U.S. Customs and Border Protection (CBP) officials have just announced that they will allow employees of Canadian cannabis businesses to enter the country, reversing its previous stance. Even though most U.S. states have legalized cannabis for at least medical use, any individual who has ever used or even been tangentially involved with the marijuana industry is considered in violation of federal law, and is therefore subject to being denied entry into the country.
Even though it will be completely legal for any adult in Canada to use pot as of October 17th, anyone who admits such use to a CBP official is at risk of permanently banned from entering the U.S. Earlier in the year, it was reported that Canadians employed by the cannabis industry — even if they didn't personally touch the plant in their work — were also subject to being banned for life. To make matters worse, U.S. authorities were reportedly scouring the websites of Canadian canna-businesses in order to identify employees and flag them as individuals who should be denied entry.
A full-scale ban on cannabis users and employees could end up prohibiting around 30 million Canadians from entering the U.S., and tensions have been rising as the final legalization date approaches next Wednesday. This week, CBP officials relieved some of these anxieties, releasing a statement clarifying their position on the matter. “A Canadian citizen working in or facilitating the proliferation of the legal marijuana industry in Canada, coming to the U.S. for reasons unrelated to the marijuana industry will generally be admissible to the U.S.,” the agency said in a statement.
The new memo does not entirely reverse the agency's policy, however. “If a traveler is found to be coming to the U.S. for reason related to the marijuana industry, they may be deemed inadmissible,” the statement adds. Bill Blair, Canada's Minister of Border Security, said that he was glad that the CBP has clarified its position on cannabis. "We always knew that if someone in Canada indicated that they were going into the United States to engage in the marijuana business that they would be prohibited from coming because it remains illegal in the United States," Blair said to CTV News.
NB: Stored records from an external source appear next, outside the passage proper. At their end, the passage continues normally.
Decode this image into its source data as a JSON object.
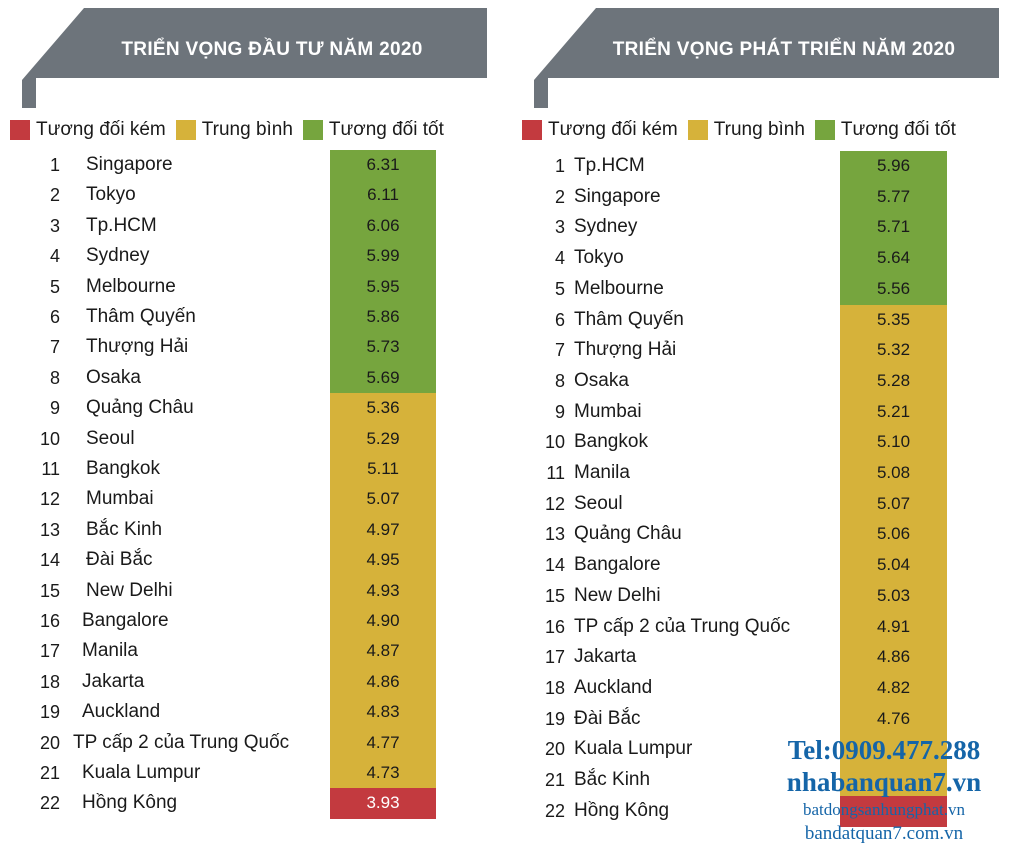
{
  "colors": {
    "banner": "#6d747b",
    "banner_dark": "#9aa0a6",
    "poor": "#c33a3f",
    "average": "#d6b23a",
    "good": "#76a53e"
  },
  "legend": [
    {
      "key": "poor",
      "label": "Tương đối kém"
    },
    {
      "key": "average",
      "label": "Trung bình"
    },
    {
      "key": "good",
      "label": "Tương đối tốt"
    }
  ],
  "chart_data": [
    {
      "type": "table",
      "title": "TRIỂN VỌNG ĐẦU TƯ NĂM 2020",
      "rows": [
        {
          "rank": "1",
          "city": "Singapore",
          "value": "6.31",
          "category": "good"
        },
        {
          "rank": "2",
          "city": "Tokyo",
          "value": "6.11",
          "category": "good"
        },
        {
          "rank": "3",
          "city": "Tp.HCM",
          "value": "6.06",
          "category": "good"
        },
        {
          "rank": "4",
          "city": "Sydney",
          "value": "5.99",
          "category": "good"
        },
        {
          "rank": "5",
          "city": "Melbourne",
          "value": "5.95",
          "category": "good"
        },
        {
          "rank": "6",
          "city": "Thâm Quyến",
          "value": "5.86",
          "category": "good"
        },
        {
          "rank": "7",
          "city": "Thượng Hải",
          "value": "5.73",
          "category": "good"
        },
        {
          "rank": "8",
          "city": "Osaka",
          "value": "5.69",
          "category": "good"
        },
        {
          "rank": "9",
          "city": "Quảng Châu",
          "value": "5.36",
          "category": "average"
        },
        {
          "rank": "10",
          "city": "Seoul",
          "value": "5.29",
          "category": "average"
        },
        {
          "rank": "11",
          "city": "Bangkok",
          "value": "5.11",
          "category": "average"
        },
        {
          "rank": "12",
          "city": "Mumbai",
          "value": "5.07",
          "category": "average"
        },
        {
          "rank": "13",
          "city": "Bắc Kinh",
          "value": "4.97",
          "category": "average"
        },
        {
          "rank": "14",
          "city": "Đài Bắc",
          "value": "4.95",
          "category": "average"
        },
        {
          "rank": "15",
          "city": "New Delhi",
          "value": "4.93",
          "category": "average"
        },
        {
          "rank": "16",
          "city": "Bangalore",
          "value": "4.90",
          "category": "average"
        },
        {
          "rank": "17",
          "city": "Manila",
          "value": "4.87",
          "category": "average"
        },
        {
          "rank": "18",
          "city": "Jakarta",
          "value": "4.86",
          "category": "average"
        },
        {
          "rank": "19",
          "city": "Auckland",
          "value": "4.83",
          "category": "average"
        },
        {
          "rank": "20",
          "city": "TP cấp 2 của Trung Quốc",
          "value": "4.77",
          "category": "average"
        },
        {
          "rank": "21",
          "city": "Kuala Lumpur",
          "value": "4.73",
          "category": "average"
        },
        {
          "rank": "22",
          "city": "Hồng Kông",
          "value": "3.93",
          "category": "poor"
        }
      ]
    },
    {
      "type": "table",
      "title": "TRIỂN VỌNG PHÁT TRIỂN NĂM 2020",
      "rows": [
        {
          "rank": "1",
          "city": "Tp.HCM",
          "value": "5.96",
          "category": "good"
        },
        {
          "rank": "2",
          "city": "Singapore",
          "value": "5.77",
          "category": "good"
        },
        {
          "rank": "3",
          "city": "Sydney",
          "value": "5.71",
          "category": "good"
        },
        {
          "rank": "4",
          "city": "Tokyo",
          "value": "5.64",
          "category": "good"
        },
        {
          "rank": "5",
          "city": "Melbourne",
          "value": "5.56",
          "category": "good"
        },
        {
          "rank": "6",
          "city": "Thâm Quyến",
          "value": "5.35",
          "category": "average"
        },
        {
          "rank": "7",
          "city": "Thượng Hải",
          "value": "5.32",
          "category": "average"
        },
        {
          "rank": "8",
          "city": "Osaka",
          "value": "5.28",
          "category": "average"
        },
        {
          "rank": "9",
          "city": "Mumbai",
          "value": "5.21",
          "category": "average"
        },
        {
          "rank": "10",
          "city": "Bangkok",
          "value": "5.10",
          "category": "average"
        },
        {
          "rank": "11",
          "city": "Manila",
          "value": "5.08",
          "category": "average"
        },
        {
          "rank": "12",
          "city": "Seoul",
          "value": "5.07",
          "category": "average"
        },
        {
          "rank": "13",
          "city": "Quảng Châu",
          "value": "5.06",
          "category": "average"
        },
        {
          "rank": "14",
          "city": "Bangalore",
          "value": "5.04",
          "category": "average"
        },
        {
          "rank": "15",
          "city": "New Delhi",
          "value": "5.03",
          "category": "average"
        },
        {
          "rank": "16",
          "city": "TP cấp 2 của Trung Quốc",
          "value": "4.91",
          "category": "average"
        },
        {
          "rank": "17",
          "city": "Jakarta",
          "value": "4.86",
          "category": "average"
        },
        {
          "rank": "18",
          "city": "Auckland",
          "value": "4.82",
          "category": "average"
        },
        {
          "rank": "19",
          "city": "Đài Bắc",
          "value": "4.76",
          "category": "average"
        },
        {
          "rank": "20",
          "city": "Kuala Lumpur",
          "value": "",
          "category": "average"
        },
        {
          "rank": "21",
          "city": "Bắc Kinh",
          "value": "",
          "category": "average"
        },
        {
          "rank": "22",
          "city": "Hồng Kông",
          "value": "",
          "category": "poor"
        }
      ]
    }
  ],
  "watermark": {
    "tel": "Tel:0909.477.288",
    "site1": "nhabanquan7.vn",
    "site2": "batdongsanhungphat.vn",
    "site3": "bandatquan7.com.vn"
  }
}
Len Saunders, a Canadian immigration attorney operating in Washington State, told the Canadian Press that he was “shocked” by the CBP's sudden shift in policy. "This helps hundreds of thousands of Canadians who have any sort of direct or indirect involvement in the Canadian cannabis industry,'' he said. Saunders has advised industry members who are attempting to travel to the U.S. to print out the CBP's recent statement and use it to remind American border police of the new policy change.
Both Canadian and American border authorities have reiterated that bringing pot across the border will result in fines and arrest, even between Canada and a neighboring canna-legal state like Washington. "Canadians have to know that if they choose to do that they could be in serious jeopardy, so we’ll have signs up, and there’ll be education materials, but we'll constantly remind Canadians that you can’t take any amount of cannabis across the border into the United States," Blair explained to CTV.